The race culminates at Megeve near the Swiss and Italian borders, with a majestic view of Mont Blanc opposite.

"I'm restarting from less than zero," Froome told AFP when he first got back on a bike in public.

The Criterium will be Froome's third race after his tentative showing at the Route d'Occitanie and his stronger performance at the Tour de L'Ain helping Bernal on the climbs.

"It felt so good to be back in a proper race again," he said.

But Froome has shown little to worry his rivals yet.

One Dutch rival, Bauke Mollema of Trek, said of Froome this week: "You can clearly see he hasn't got the form to win."

Others have more faith.

"These are preparation races," insists the young Ineos general Bernal. "We need to stay calm."

"The Tour is the target."

Ineos would dearly love Bernal to clinch victory here where Geraint Thomas won in 2018 and Froome in 2015 and 2016.

French climber Romain Bardet suggested Ineos can take stock here of where they are.

"Ineos really impressed me at the Occitanie but they took a bit of a cold shower at the Tour de L'Ain," Bardet said.

"They will undoubtedly want to measure up here. You often see dramatic turnarounds at the Dauphine."

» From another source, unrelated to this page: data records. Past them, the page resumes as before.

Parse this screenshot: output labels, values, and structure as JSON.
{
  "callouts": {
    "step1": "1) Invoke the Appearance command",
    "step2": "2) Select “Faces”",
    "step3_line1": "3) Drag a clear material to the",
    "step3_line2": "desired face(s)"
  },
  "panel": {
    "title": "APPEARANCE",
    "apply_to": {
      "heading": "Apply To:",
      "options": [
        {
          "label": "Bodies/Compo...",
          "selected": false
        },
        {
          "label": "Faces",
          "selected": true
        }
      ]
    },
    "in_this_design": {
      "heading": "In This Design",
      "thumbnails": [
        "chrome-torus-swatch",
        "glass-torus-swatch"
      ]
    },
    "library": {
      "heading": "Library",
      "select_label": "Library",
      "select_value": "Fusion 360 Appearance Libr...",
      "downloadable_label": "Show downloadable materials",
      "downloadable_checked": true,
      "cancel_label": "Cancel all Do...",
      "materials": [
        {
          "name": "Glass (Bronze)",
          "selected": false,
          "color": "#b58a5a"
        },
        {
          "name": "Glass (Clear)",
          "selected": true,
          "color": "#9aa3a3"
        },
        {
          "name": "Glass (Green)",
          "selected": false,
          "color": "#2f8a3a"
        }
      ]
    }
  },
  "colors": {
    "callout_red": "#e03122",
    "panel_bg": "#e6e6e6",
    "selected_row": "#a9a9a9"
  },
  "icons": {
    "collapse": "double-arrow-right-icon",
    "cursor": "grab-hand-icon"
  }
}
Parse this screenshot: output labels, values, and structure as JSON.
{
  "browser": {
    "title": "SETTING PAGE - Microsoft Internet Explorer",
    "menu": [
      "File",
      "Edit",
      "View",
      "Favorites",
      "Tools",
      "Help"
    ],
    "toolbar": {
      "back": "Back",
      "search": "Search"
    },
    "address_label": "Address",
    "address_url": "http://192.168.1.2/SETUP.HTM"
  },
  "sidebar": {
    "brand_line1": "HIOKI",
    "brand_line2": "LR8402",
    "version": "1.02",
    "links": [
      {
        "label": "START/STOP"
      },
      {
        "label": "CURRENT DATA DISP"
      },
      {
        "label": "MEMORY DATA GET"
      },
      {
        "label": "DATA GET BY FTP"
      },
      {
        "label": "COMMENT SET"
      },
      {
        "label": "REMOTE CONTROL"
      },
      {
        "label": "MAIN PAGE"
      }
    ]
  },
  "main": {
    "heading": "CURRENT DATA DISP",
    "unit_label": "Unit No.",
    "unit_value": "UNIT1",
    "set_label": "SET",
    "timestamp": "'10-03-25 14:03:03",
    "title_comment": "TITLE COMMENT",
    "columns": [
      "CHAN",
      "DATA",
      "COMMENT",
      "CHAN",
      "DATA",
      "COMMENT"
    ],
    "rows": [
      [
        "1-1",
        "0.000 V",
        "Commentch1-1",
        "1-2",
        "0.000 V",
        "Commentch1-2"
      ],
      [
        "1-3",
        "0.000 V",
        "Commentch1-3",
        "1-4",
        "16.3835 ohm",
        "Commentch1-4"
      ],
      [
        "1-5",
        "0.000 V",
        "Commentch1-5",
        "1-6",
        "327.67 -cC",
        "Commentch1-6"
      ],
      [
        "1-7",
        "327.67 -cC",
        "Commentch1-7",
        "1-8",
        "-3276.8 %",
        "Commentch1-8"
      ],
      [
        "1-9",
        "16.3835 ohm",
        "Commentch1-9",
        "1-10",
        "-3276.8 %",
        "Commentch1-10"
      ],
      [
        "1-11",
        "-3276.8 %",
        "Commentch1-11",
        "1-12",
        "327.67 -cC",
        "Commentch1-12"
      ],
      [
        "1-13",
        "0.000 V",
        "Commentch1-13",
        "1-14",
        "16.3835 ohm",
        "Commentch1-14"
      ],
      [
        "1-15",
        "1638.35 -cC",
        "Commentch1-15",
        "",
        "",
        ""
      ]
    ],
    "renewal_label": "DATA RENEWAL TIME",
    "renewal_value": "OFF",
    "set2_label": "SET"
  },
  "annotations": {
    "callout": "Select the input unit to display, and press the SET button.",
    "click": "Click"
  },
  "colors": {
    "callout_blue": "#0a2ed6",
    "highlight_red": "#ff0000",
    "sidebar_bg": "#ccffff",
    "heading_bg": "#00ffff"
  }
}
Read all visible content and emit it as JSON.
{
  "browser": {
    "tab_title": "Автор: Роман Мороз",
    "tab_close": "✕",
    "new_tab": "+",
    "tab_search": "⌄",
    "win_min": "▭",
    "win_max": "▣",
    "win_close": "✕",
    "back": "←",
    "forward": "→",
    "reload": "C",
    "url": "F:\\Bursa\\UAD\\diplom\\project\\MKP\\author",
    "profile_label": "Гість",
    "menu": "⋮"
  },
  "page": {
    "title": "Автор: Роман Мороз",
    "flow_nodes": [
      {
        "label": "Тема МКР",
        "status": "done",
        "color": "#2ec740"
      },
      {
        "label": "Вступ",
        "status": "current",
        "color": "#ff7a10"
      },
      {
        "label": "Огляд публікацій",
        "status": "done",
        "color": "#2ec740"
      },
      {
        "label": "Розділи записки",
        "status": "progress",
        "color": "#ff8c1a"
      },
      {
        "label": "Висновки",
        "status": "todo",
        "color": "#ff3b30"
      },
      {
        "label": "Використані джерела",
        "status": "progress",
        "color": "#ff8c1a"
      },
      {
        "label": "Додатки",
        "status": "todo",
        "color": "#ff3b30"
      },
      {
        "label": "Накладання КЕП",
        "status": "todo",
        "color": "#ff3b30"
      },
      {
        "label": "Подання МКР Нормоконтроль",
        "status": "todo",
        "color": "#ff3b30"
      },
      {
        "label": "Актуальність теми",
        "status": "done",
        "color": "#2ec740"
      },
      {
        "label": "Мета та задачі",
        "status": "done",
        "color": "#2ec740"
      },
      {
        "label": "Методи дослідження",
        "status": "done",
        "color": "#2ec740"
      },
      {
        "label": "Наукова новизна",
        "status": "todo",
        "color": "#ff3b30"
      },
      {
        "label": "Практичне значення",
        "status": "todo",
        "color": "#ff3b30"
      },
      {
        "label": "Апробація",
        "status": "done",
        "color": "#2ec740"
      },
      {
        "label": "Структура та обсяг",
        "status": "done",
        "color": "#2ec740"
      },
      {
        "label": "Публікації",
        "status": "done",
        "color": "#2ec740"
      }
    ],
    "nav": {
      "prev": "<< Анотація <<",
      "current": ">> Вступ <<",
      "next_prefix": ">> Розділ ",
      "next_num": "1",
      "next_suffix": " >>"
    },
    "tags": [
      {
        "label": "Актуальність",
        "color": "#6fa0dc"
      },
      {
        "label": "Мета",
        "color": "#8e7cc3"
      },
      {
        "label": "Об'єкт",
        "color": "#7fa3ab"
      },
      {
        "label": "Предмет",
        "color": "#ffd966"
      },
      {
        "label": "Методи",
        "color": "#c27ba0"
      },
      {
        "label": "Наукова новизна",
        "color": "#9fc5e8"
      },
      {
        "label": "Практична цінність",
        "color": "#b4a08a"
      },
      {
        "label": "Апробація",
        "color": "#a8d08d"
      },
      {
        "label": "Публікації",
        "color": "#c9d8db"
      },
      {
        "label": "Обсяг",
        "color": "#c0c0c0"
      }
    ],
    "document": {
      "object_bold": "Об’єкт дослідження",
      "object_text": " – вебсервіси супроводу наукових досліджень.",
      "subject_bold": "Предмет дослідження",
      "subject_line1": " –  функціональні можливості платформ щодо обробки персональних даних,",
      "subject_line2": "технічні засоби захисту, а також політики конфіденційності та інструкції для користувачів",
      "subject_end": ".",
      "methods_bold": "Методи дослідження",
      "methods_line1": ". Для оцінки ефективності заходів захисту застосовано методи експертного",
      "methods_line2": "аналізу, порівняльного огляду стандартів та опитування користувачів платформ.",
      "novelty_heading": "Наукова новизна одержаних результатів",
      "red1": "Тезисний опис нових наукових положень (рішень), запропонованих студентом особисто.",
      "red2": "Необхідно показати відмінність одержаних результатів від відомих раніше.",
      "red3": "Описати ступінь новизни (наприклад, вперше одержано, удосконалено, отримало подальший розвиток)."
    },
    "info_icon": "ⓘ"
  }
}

The 23-year-old Colombian won the Occitanie, but was dauntingly overshadowed on the climbs by the apparent ease of former ski jumper Primoz Roglic at L'Ain.

Vuelta a Espana champion Roglic appears head and shoulders the strongest cyclist in the peloton right now and the 30-year-old also has a formidably strong team around him.

Roglic and Bernal may not have it all their own way as every rider who made the top 12 of the 2019 Tour de France is on the roster here amongst the 23 seven-man teams.

French climber Thibaut Pinot will be a Tour challenger this year again and promised this week "we'll be competitive" when asked about the 18 climbs (over category two) on the five stages.

Colombia have a string of contenders too, their national champion and Tour of Colombia champion Sergio Higuita, and former Giro and Vuelta winner Nairo Quintana first amongst several tough challengers.

Cycling may be growing as a sport, but it remains far from football or tennis in revenue and whoever wins the Criterium gets a 10,000 ($11,795) first prize with a total of 85,000 in prize money for stage victories and the various jerseys.